To reduce the large first-cycle irreversible capacity loss of the Li-rich layered cathode material Li[Li0.2Mn0.54Ni0.13Co0.13]O2, MoO3 has been introduced by a simple high-energy ball milling process. The electrochemical properties of cathode material Li[Li0.2Mn0.54Ni0.13Co0.13]O2 and the influences of different MoO3 amount on its electrochemical properties are discussed in detail.

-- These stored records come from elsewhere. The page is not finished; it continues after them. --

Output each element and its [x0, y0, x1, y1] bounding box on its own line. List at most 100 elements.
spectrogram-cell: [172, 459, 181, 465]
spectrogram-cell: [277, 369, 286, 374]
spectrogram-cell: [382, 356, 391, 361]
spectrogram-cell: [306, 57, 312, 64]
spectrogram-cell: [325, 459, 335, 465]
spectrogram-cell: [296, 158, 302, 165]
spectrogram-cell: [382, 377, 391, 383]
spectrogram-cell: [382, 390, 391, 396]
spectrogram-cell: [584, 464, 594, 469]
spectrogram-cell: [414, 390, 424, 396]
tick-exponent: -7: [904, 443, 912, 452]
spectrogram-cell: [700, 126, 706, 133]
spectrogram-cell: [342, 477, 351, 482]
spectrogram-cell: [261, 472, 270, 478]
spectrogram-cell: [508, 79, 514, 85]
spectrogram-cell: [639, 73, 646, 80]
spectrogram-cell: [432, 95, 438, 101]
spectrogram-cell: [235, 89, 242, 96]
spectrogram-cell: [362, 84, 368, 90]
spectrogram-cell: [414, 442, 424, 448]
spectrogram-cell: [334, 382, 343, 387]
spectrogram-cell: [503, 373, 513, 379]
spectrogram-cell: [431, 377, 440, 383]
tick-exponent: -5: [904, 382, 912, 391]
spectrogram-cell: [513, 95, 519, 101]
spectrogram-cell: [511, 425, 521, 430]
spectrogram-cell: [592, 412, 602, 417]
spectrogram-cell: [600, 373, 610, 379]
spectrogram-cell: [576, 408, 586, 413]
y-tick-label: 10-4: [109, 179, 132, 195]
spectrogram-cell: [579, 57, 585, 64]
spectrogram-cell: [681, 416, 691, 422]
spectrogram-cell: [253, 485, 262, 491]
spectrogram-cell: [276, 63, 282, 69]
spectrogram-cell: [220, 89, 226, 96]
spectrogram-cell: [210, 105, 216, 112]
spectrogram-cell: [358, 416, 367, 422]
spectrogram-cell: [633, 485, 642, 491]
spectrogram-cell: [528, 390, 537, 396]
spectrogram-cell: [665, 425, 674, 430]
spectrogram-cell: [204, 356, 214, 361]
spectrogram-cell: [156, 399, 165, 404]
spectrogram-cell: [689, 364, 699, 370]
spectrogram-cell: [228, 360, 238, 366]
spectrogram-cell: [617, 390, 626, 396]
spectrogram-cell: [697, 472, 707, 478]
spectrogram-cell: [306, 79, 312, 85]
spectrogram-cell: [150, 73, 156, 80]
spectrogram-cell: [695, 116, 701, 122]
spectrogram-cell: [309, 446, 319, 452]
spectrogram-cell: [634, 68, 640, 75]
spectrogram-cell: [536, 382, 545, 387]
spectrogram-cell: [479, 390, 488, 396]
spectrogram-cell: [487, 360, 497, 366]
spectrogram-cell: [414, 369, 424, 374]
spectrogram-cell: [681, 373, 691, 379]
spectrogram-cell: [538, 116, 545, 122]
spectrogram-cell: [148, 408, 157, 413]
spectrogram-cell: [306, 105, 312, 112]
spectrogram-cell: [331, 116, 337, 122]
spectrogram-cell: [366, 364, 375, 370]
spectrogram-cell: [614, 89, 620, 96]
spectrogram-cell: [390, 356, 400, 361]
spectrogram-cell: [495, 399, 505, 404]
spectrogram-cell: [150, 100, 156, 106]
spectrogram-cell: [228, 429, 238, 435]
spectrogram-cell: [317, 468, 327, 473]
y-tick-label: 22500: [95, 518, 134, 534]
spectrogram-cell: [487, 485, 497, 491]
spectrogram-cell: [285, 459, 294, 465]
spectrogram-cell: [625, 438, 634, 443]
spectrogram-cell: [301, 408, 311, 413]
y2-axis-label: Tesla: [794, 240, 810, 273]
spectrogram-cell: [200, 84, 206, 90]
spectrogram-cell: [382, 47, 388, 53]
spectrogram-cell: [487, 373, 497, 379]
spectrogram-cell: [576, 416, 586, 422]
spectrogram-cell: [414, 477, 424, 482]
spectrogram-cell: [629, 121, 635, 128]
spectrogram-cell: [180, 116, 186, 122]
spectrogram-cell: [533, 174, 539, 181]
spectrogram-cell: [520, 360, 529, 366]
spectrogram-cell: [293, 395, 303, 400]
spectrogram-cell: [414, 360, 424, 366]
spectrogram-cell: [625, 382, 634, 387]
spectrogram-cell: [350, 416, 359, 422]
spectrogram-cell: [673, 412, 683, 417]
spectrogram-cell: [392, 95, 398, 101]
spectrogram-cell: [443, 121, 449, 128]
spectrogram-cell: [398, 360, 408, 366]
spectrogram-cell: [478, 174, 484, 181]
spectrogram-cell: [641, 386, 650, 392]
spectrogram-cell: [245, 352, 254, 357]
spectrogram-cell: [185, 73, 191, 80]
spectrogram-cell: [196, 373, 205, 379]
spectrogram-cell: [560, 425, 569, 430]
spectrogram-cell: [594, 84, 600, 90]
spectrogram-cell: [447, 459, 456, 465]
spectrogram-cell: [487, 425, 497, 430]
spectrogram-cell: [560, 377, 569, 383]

The first charge–discharge dQ/dV curves suggest that the MoO3 component provides additional sites for lithium ion insertion to compensate the lost Li sites caused by the simultaneous removal of Li+ and O2− during the activation of Li[Li0.2Mn0.54Ni0.13Co0.13]O2. With increasing MoO3 content from 0 wt.% to 20 wt.%, the first-cycle irreversible capacity loss of the composite decreases from 81.8 mAh g−1 to 1.2 mAh g−1. The composite with 5 wt.% MoO3 exhibits a good cycling stability with the discharge capacity of 242.5 mAh g−1 after 50 cycles, and the thickness of the MoO3 coating layer on the surface of Li[Li0.2Mn0.54Ni0.13Co0.13]O2 is about 3–4 nm. However, with the increase of the addition content of MoO3, the cycling stability of the Li[Li0.2Mn0.54Ni0.13Co0.13]O2–MoO3 composite is decreased.